I tested the 125E - man, that was YEARS ago!. It is not an air-gapped design, and it falls apart pretty quickly when running DC current.The 125ESE, and in fact the whole 125-SE series, ARE air-gapped. (Note the 125ESE is much larger than the 125E.) The only one for which data are provided is the ESE, and it has a bit less than 10 henries inductance. That's just barely adequate for 2500 ohms; using it at 5000 ohms means the bass will suffer. Read the notes on the Hammond page; they are very up-front and honest about what these transformers are and are not! The design philosophy is probably similar among the various units, and I would expect them all to have nearly the same primary inductance. You can pick a smaller one as long as it's rated for at least as much current as you plan to use (I forget the Darling current requirement). The difference will be small; a smaller unit might have slightly more extended treble.
The winding geometry is uncomplicated, which means the treble is limited in extension. Fortunately it also means the capacitance is low, which often results in what treble is there being fairly sweet sounding. As I recall (many years later) the 125E had pleasant treble.
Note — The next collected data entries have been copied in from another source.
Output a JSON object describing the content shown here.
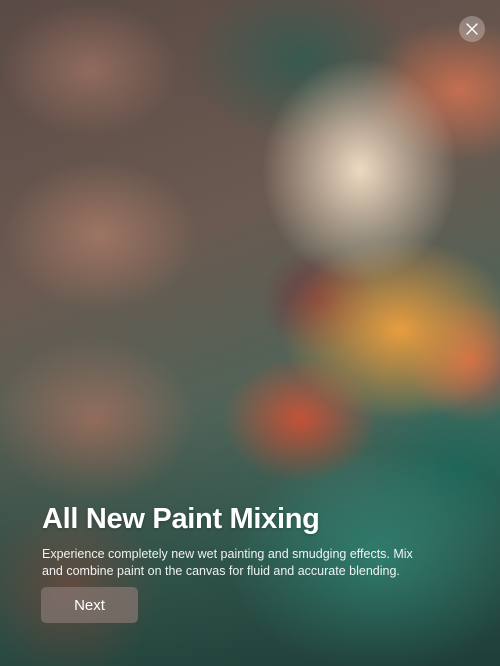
{
  "dialog": {
    "close_icon": "close-icon",
    "title": "All New Paint Mixing",
    "description": "Experience completely new wet painting and smudging effects. Mix and combine paint on the canvas for fluid and accurate blending.",
    "next_label": "Next"
  },
  "colors": {
    "title_text": "#ffffff",
    "button_bg": "rgba(130,115,110,0.78)",
    "close_bg": "rgba(255,255,255,0.28)"
  }
}
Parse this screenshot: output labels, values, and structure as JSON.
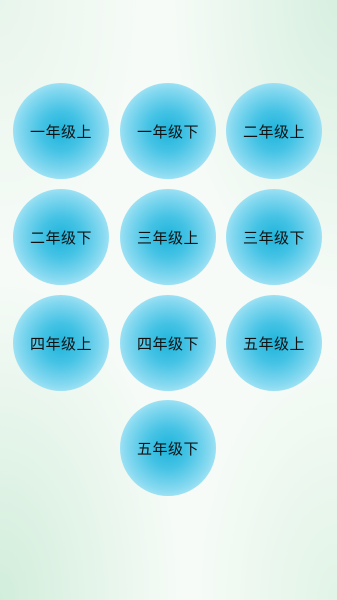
{
  "grades": [
    {
      "label": "一年级上"
    },
    {
      "label": "一年级下"
    },
    {
      "label": "二年级上"
    },
    {
      "label": "二年级下"
    },
    {
      "label": "三年级上"
    },
    {
      "label": "三年级下"
    },
    {
      "label": "四年级上"
    },
    {
      "label": "四年级下"
    },
    {
      "label": "五年级上"
    },
    {
      "label": "五年级下"
    }
  ],
  "colors": {
    "button_center": "#1fb4db",
    "button_edge": "#dff6fd",
    "background": "#f6fbf7",
    "text": "#111111"
  }
}
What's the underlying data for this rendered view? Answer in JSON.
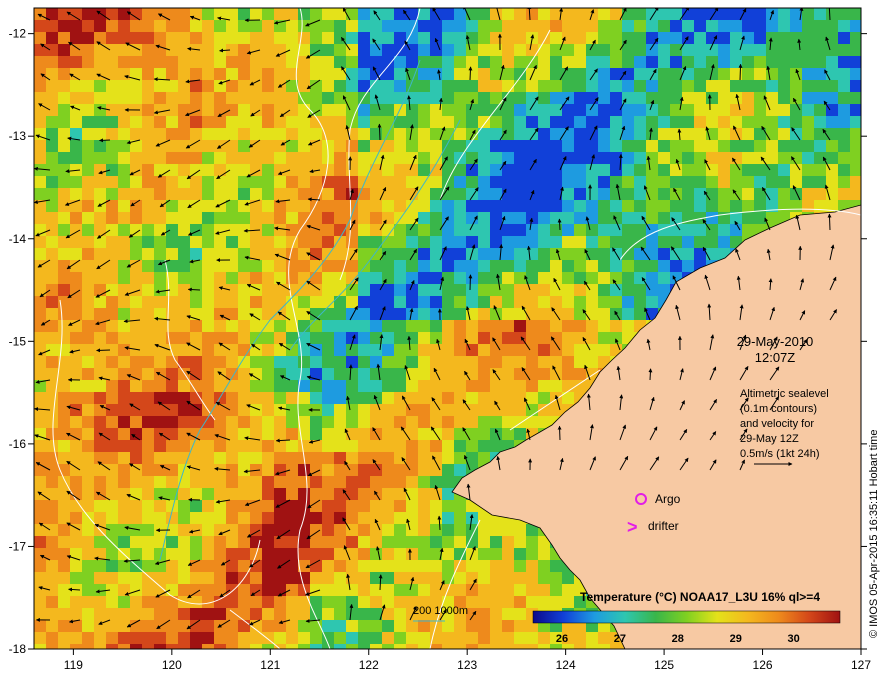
{
  "axes": {
    "x_ticks": [
      "119",
      "120",
      "121",
      "122",
      "123",
      "124",
      "125",
      "126",
      "127"
    ],
    "y_ticks": [
      "-12",
      "-13",
      "-14",
      "-15",
      "-16",
      "-17",
      "-18"
    ]
  },
  "annotation": {
    "date": "29-May-2010",
    "time": "12:07Z",
    "alt_lines": [
      "Altimetric sealevel",
      "(0.1m contours)",
      "and velocity for",
      "29-May 12Z",
      "0.5m/s (1kt 24h)"
    ]
  },
  "legend": {
    "argo_label": "Argo",
    "drifter_symbol": ">",
    "drifter_label": "drifter",
    "depth_label": "200  1000m"
  },
  "colorbar": {
    "title": "Temperature (°C) NOAA17_L3U 16% ql>=4",
    "ticks": [
      "26",
      "27",
      "28",
      "29",
      "30"
    ],
    "colors": [
      "#0b0a8a",
      "#1140d8",
      "#1e9be0",
      "#2ec6b0",
      "#39b64a",
      "#7fd021",
      "#e4e21a",
      "#f4b81e",
      "#ee8a1c",
      "#d4471a",
      "#a01212"
    ]
  },
  "credit": "© IMOS 05-Apr-2015 16:35:11 Hobart time",
  "colors": {
    "land": "#f7c9a3",
    "contour": "#ffffff",
    "isobath": "#3fb7c8",
    "argo": "#e21ee6",
    "drifter": "#e21ee6"
  }
}
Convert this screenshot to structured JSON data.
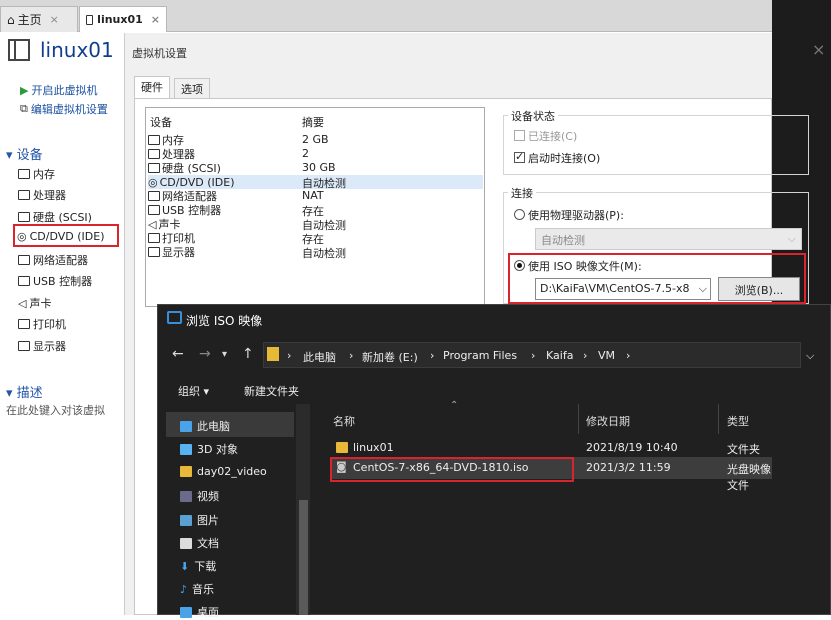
{
  "tabs": {
    "home_label": "主页",
    "vm_label": "linux01",
    "close": "×"
  },
  "left": {
    "vm_name": "linux01",
    "power_on": "开启此虚拟机",
    "edit_settings": "编辑虚拟机设置",
    "devices_title": "设备",
    "devices": [
      "内存",
      "处理器",
      "硬盘 (SCSI)",
      "CD/DVD (IDE)",
      "网络适配器",
      "USB 控制器",
      "声卡",
      "打印机",
      "显示器"
    ],
    "desc_title": "描述",
    "desc_placeholder": "在此处键入对该虚拟"
  },
  "dialog": {
    "title": "虚拟机设置",
    "close": "×",
    "tab_hardware": "硬件",
    "tab_options": "选项",
    "col_device": "设备",
    "col_summary": "摘要",
    "rows": [
      {
        "name": "内存",
        "summary": "2 GB"
      },
      {
        "name": "处理器",
        "summary": "2"
      },
      {
        "name": "硬盘 (SCSI)",
        "summary": "30 GB"
      },
      {
        "name": "CD/DVD (IDE)",
        "summary": "自动检测"
      },
      {
        "name": "网络适配器",
        "summary": "NAT"
      },
      {
        "name": "USB 控制器",
        "summary": "存在"
      },
      {
        "name": "声卡",
        "summary": "自动检测"
      },
      {
        "name": "打印机",
        "summary": "存在"
      },
      {
        "name": "显示器",
        "summary": "自动检测"
      }
    ],
    "device_status": "设备状态",
    "connected": "已连接(C)",
    "connect_on_power": "启动时连接(O)",
    "connection": "连接",
    "use_physical": "使用物理驱动器(P):",
    "physical_value": "自动检测",
    "use_iso": "使用 ISO 映像文件(M):",
    "iso_value": "D:\\KaiFa\\VM\\CentOS-7.5-x8",
    "browse": "浏览(B)..."
  },
  "browser": {
    "title": "浏览 ISO 映像",
    "breadcrumbs": [
      "此电脑",
      "新加卷 (E:)",
      "Program Files",
      "Kaifa",
      "VM"
    ],
    "organize": "组织 ▾",
    "new_folder": "新建文件夹",
    "tree": [
      "此电脑",
      "3D 对象",
      "day02_video",
      "视频",
      "图片",
      "文档",
      "下载",
      "音乐",
      "桌面"
    ],
    "col_name": "名称",
    "col_date": "修改日期",
    "col_type": "类型",
    "files": [
      {
        "name": "linux01",
        "date": "2021/8/19 10:40",
        "type": "文件夹"
      },
      {
        "name": "CentOS-7-x86_64-DVD-1810.iso",
        "date": "2021/3/2 11:59",
        "type": "光盘映像文件"
      }
    ]
  }
}
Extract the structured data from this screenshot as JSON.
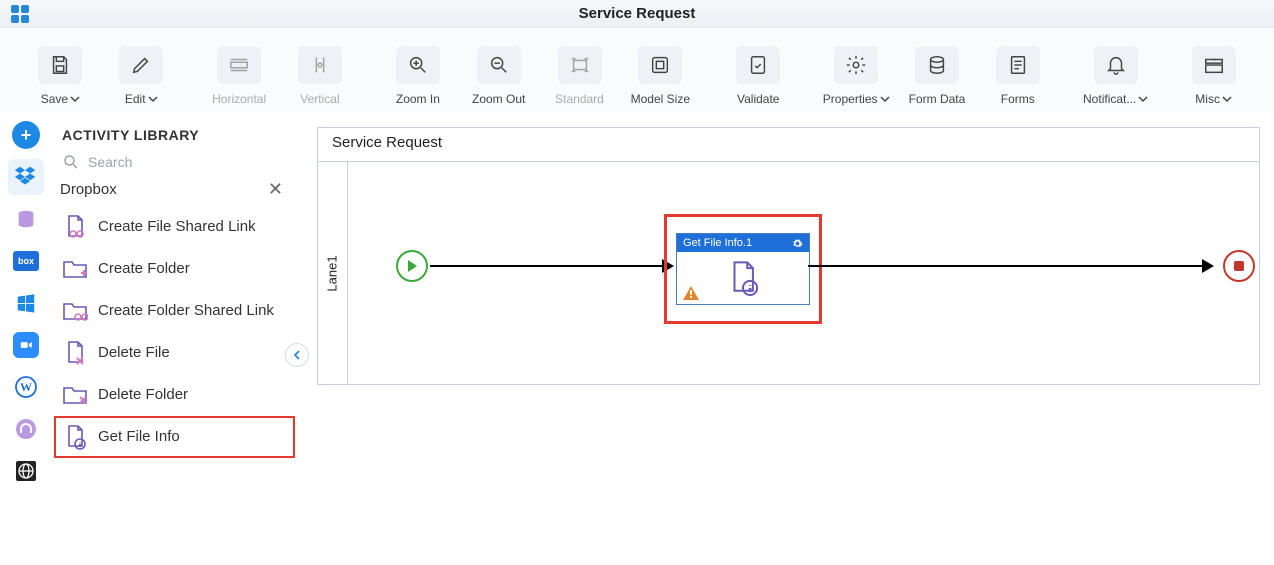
{
  "titlebar": {
    "title": "Service Request"
  },
  "toolbar": {
    "save": "Save",
    "edit": "Edit",
    "horizontal": "Horizontal",
    "vertical": "Vertical",
    "zoom_in": "Zoom In",
    "zoom_out": "Zoom Out",
    "standard": "Standard",
    "model_size": "Model Size",
    "validate": "Validate",
    "properties": "Properties",
    "form_data": "Form Data",
    "forms": "Forms",
    "notifications": "Notificat...",
    "misc": "Misc"
  },
  "library": {
    "header": "ACTIVITY LIBRARY",
    "search_placeholder": "Search",
    "group": "Dropbox",
    "items": [
      {
        "label": "Create File Shared Link"
      },
      {
        "label": "Create Folder"
      },
      {
        "label": "Create Folder Shared Link"
      },
      {
        "label": "Delete File"
      },
      {
        "label": "Delete Folder"
      },
      {
        "label": "Get File Info"
      }
    ]
  },
  "canvas": {
    "title": "Service Request",
    "lane_label": "Lane1",
    "node_title": "Get File Info.1"
  }
}
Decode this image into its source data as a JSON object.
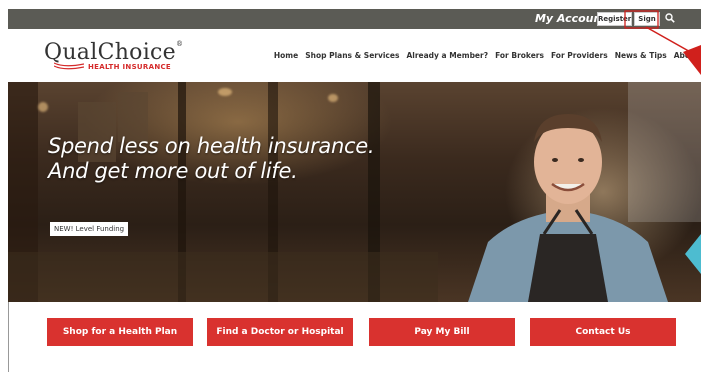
{
  "account_bar": {
    "label": "My Account:",
    "register_label": "Register",
    "signin_label": "Sign in"
  },
  "logo": {
    "brand_part1": "Qual",
    "brand_part2": "Choice",
    "registered": "®",
    "tagline": "HEALTH INSURANCE"
  },
  "nav": {
    "items": [
      "Home",
      "Shop Plans & Services",
      "Already a Member?",
      "For Brokers",
      "For Providers",
      "News & Tips",
      "About"
    ]
  },
  "hero": {
    "title_line1": "Spend less on health insurance.",
    "title_line2": "And get more out of life.",
    "badge": "NEW! Level Funding"
  },
  "cta": {
    "shop": "Shop for a Health Plan",
    "doctor": "Find a Doctor or Hospital",
    "pay": "Pay My Bill",
    "contact": "Contact Us"
  },
  "colors": {
    "brand_red": "#d9322f",
    "account_bar": "#5b5b55",
    "accent_teal": "#4dbcd0",
    "annotation": "#d0201c"
  }
}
Why not get a cheaper, smaller one, and leave room for a hifi transformer in case you really like this little amp? Have fun!
you have all given me some very helpful points to consider. I have a decent electrical background and understand the various relationships between power/freq/inductance etc, but when it comes to applying it to diy audio quality I am very much on a steep learning curve.....although I have no doubt that using the right stuff makes a difference.
I will certainly ponder all of this information before I move forward.
thanks
robert
I expect the choice of a 125SE was because many DIYers probably had a pair laying around rather then the 125SE being exactly the spec needed. Sometimes people use larger Hammond universal output transformers (like the 125 series) then they need hoping for better bass from bigger iron. If your budget can swing James 6115s at $145, slightly more then twice the 125ESE price, they look better and are almost as universal for future projects. But its a great sounding amp reguardless off the outputs you choose and you will enjoy building it.
Matt
and thanks for the James OPT suggestion also, I'll consider it.
I am also building my 1st SET & a DARLING also, keep in touch..I allready have used 5k SE OT's to use, so I am good there, also have the tubes, just need my PT. I am not sure on your question though, so I am of no help.
Cool, lets get in touch. You can e-mail me through the forum. This project is going to be a slow one for me (too many projects already)but I have all the tubes (1626 and 6J4WA)and the wood work and metal work is a cinch, so I'm going to decide on some xfmrs and get it started.